Differential Mutation Frequencies in Metastatic Cutaneous Squamous Cell Carcinomas Versus Primary Tumors
Exome and targeted sequencing studies have identified potential driver mutations for a variety of tumor types. Cutaneous squamous cell carcinoma (cSCC) is one of the most highly mutated cancers but typically is associated with low rates of metastasis and high survival rates. Nevertheless, metastatic cSCC is a significant health threat; up to 8800 individuals die each year of this disease.METHODS:
Because it is difficult to predict which cSCCs are more likely to metastasize, and because to the best of the authors' knowledge there are no targeted therapies specifically designated for patients with metastatic cSCC, exome and/or targeted sequencing of 18 metastatic and 10 primary cSCCs was performed to identify mutations that were more frequent in metastatic tumors and might be targeted for therapeutic benefit. The authors compared their results with published sequencing results of an additional 223 primary tumors and 68 metastatic cSCCs.RESULTS:
The authors identified genes demonstrating higher mutation frequencies in metastatic cSCC compared with primary tumors, including the chromatin remodeling gene lysine methyltransferase 2D (KMT2D) and the classic skin tumor suppressor tumor protein p53 (TP53), which was found to be mutated in 54% of primary tumors compared with 85% of metastatic tumors (P<.0001).CONCLUSIONS:
These studies appear to uncover potential pathways that are important in metastatic cSCC and that broaden understanding of the biology contributing to aggressive tumor behavior. These results may lead to new therapeutic strategies.

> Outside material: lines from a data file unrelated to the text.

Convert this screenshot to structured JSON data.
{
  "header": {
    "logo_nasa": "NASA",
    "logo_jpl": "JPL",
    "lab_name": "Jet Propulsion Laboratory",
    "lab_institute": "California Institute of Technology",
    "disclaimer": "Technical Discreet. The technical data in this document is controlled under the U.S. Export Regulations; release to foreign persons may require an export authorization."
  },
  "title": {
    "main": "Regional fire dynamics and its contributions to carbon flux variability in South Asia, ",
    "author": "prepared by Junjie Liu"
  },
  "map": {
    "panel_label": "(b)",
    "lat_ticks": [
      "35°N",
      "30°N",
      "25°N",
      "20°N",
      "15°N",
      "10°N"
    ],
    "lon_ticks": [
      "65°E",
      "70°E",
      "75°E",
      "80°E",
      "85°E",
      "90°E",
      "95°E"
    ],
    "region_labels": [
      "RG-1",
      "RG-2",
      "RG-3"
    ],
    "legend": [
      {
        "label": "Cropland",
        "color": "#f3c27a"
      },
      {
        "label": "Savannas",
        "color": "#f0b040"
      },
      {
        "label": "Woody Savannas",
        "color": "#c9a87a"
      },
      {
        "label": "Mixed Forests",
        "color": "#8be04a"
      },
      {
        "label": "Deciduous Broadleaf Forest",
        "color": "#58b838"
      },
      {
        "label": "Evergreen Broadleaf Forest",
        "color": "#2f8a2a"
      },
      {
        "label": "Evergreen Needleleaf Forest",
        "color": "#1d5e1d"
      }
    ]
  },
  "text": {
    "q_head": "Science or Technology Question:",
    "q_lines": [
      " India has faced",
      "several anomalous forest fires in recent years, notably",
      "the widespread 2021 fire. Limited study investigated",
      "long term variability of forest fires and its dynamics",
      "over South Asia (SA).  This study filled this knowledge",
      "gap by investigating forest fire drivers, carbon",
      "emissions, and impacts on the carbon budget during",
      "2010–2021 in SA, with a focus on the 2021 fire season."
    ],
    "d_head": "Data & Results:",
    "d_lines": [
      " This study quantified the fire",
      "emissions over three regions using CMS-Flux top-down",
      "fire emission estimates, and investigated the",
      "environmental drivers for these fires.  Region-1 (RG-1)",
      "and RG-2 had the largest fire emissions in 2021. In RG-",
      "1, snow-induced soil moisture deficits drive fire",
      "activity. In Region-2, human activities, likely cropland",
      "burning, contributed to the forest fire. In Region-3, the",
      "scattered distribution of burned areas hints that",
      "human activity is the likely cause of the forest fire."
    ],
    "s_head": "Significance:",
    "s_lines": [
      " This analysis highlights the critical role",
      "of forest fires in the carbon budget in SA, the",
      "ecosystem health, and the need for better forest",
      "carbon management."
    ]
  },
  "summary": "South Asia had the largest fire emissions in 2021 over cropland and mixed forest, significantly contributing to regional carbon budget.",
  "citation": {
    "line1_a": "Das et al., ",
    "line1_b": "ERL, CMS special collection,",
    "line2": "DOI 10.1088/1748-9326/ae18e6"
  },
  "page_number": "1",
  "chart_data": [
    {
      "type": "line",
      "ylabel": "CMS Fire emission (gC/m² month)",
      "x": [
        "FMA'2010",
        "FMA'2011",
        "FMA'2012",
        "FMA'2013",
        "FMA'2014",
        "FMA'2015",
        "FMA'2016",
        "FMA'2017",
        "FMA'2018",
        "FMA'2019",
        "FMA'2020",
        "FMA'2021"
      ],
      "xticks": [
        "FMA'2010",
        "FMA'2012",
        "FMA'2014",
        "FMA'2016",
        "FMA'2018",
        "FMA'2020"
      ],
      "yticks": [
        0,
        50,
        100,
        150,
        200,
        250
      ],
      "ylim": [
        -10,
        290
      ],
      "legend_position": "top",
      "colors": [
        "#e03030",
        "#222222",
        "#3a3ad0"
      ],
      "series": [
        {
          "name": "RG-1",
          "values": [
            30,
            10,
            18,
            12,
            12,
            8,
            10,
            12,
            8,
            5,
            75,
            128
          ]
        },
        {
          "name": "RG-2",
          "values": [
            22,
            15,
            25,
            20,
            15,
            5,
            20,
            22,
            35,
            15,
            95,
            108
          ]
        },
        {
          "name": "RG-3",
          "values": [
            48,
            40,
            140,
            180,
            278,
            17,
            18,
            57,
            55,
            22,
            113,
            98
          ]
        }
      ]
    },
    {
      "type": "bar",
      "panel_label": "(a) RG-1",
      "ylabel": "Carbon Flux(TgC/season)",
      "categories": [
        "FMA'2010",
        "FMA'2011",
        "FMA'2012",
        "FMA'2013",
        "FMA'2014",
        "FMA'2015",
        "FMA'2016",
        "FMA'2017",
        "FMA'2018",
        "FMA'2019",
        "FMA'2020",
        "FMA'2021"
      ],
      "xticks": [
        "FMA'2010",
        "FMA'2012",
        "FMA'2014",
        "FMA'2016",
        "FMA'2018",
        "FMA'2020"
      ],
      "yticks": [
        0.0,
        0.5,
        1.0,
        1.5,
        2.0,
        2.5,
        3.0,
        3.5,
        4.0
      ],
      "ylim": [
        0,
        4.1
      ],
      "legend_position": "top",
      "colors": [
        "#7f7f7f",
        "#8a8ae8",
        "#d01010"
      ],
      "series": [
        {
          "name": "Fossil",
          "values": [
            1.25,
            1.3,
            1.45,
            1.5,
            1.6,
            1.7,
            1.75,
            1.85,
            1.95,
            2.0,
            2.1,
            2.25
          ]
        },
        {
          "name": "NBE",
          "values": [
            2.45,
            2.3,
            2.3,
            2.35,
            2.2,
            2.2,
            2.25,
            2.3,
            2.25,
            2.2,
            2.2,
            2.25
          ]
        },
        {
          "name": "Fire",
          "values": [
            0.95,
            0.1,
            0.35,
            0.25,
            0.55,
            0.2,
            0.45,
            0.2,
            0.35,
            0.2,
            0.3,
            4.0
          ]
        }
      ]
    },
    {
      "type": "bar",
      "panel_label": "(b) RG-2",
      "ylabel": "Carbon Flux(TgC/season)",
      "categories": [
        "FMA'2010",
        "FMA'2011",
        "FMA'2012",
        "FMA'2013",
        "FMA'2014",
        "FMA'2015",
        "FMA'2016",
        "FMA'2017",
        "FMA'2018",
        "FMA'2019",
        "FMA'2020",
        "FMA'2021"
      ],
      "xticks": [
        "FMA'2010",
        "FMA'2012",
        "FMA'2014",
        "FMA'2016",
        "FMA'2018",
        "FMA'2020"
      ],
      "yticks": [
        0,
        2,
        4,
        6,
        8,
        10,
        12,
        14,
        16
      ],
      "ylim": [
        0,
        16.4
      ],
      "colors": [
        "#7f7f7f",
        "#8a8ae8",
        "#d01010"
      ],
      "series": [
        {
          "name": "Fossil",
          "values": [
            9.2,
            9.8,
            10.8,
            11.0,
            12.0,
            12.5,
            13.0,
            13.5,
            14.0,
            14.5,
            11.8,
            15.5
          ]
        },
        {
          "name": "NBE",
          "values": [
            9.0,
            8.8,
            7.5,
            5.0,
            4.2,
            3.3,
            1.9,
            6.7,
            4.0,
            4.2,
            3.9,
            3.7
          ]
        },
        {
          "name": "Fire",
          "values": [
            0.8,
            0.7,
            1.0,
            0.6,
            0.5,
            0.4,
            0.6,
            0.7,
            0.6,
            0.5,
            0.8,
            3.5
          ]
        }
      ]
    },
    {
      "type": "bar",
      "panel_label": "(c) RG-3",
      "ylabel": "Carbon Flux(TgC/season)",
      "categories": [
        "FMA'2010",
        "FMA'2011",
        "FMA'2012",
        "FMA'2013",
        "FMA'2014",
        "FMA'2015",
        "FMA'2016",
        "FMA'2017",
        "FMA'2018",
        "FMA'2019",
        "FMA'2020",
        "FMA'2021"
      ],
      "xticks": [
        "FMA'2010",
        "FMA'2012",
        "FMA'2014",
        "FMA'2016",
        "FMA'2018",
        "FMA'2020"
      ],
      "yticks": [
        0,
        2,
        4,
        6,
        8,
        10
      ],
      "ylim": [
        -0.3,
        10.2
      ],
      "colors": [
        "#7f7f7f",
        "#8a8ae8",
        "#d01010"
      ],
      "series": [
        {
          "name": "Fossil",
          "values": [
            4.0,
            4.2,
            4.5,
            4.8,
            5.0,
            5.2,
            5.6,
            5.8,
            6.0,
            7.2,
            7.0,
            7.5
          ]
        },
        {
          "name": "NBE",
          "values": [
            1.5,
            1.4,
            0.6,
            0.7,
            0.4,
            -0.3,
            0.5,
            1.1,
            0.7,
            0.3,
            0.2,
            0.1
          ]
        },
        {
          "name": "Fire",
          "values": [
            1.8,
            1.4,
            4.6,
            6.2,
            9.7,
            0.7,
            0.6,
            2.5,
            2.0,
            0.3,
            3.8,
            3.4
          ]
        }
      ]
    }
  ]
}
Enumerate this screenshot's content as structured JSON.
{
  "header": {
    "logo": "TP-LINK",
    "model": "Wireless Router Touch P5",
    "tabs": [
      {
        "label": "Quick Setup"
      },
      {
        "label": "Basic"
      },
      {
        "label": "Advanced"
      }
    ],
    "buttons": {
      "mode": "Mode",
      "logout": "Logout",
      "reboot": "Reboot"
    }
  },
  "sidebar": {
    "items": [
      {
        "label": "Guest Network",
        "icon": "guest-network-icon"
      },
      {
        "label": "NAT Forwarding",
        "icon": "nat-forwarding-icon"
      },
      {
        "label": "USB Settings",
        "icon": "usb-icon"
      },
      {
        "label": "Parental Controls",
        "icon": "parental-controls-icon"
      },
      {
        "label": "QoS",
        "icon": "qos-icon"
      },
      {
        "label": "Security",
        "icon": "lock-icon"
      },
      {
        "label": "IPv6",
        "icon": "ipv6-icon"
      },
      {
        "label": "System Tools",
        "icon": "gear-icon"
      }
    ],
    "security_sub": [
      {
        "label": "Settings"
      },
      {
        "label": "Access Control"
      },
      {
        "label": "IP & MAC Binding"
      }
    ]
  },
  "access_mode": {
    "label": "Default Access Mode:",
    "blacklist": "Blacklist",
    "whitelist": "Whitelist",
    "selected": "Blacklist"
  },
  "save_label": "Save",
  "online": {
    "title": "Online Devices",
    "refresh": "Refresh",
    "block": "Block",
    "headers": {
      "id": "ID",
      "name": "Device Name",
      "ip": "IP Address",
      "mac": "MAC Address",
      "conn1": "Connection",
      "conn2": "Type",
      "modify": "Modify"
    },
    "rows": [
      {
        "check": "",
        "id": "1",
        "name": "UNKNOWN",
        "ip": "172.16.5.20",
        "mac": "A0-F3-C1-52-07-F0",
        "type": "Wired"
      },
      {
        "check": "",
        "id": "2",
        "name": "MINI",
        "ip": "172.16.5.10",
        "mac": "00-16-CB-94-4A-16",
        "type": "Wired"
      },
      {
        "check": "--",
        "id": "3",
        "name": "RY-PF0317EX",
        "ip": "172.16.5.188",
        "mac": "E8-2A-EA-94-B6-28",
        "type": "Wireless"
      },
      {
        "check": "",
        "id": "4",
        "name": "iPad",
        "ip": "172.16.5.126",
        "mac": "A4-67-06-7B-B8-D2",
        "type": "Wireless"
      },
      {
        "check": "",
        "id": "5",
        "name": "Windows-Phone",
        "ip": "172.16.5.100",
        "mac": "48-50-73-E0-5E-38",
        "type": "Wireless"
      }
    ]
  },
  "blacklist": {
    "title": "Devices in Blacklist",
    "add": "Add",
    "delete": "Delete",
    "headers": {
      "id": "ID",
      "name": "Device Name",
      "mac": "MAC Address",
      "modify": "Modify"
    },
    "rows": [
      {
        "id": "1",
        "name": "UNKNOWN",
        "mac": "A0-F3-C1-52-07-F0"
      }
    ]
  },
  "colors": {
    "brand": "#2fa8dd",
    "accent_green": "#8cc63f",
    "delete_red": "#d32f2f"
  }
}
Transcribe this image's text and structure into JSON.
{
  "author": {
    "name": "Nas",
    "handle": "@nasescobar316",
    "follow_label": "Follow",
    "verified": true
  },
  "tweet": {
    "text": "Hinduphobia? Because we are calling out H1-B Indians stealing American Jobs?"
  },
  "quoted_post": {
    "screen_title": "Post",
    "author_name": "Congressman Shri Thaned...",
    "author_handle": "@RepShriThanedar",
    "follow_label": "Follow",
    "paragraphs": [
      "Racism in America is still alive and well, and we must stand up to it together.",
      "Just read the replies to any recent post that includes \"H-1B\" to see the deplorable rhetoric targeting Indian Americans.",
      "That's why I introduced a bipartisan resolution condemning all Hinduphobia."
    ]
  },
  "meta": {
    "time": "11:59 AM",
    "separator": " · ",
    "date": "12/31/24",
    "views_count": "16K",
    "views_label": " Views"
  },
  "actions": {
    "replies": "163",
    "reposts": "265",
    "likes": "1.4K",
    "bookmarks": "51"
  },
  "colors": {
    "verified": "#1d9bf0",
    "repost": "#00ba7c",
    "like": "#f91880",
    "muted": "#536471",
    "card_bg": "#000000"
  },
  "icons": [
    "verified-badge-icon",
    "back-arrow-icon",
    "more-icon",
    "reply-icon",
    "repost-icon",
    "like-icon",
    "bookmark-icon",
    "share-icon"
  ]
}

Exome and/or targeted deep sequencing analysis of 10 primary cutaneous squamous cell carcinoma (cSCC) and 18 metastatic cSCC samples demonstrated mutations in known skin cancer-related genes such as TP53 and NOTCH1. Combining frequency data from primary and metastatic cSCCs from the current study with those in the literature demonstrated a higher mutation frequency in TP53 and KMT2D in metastatic tumors compared with nonmetastatic cSCC samples.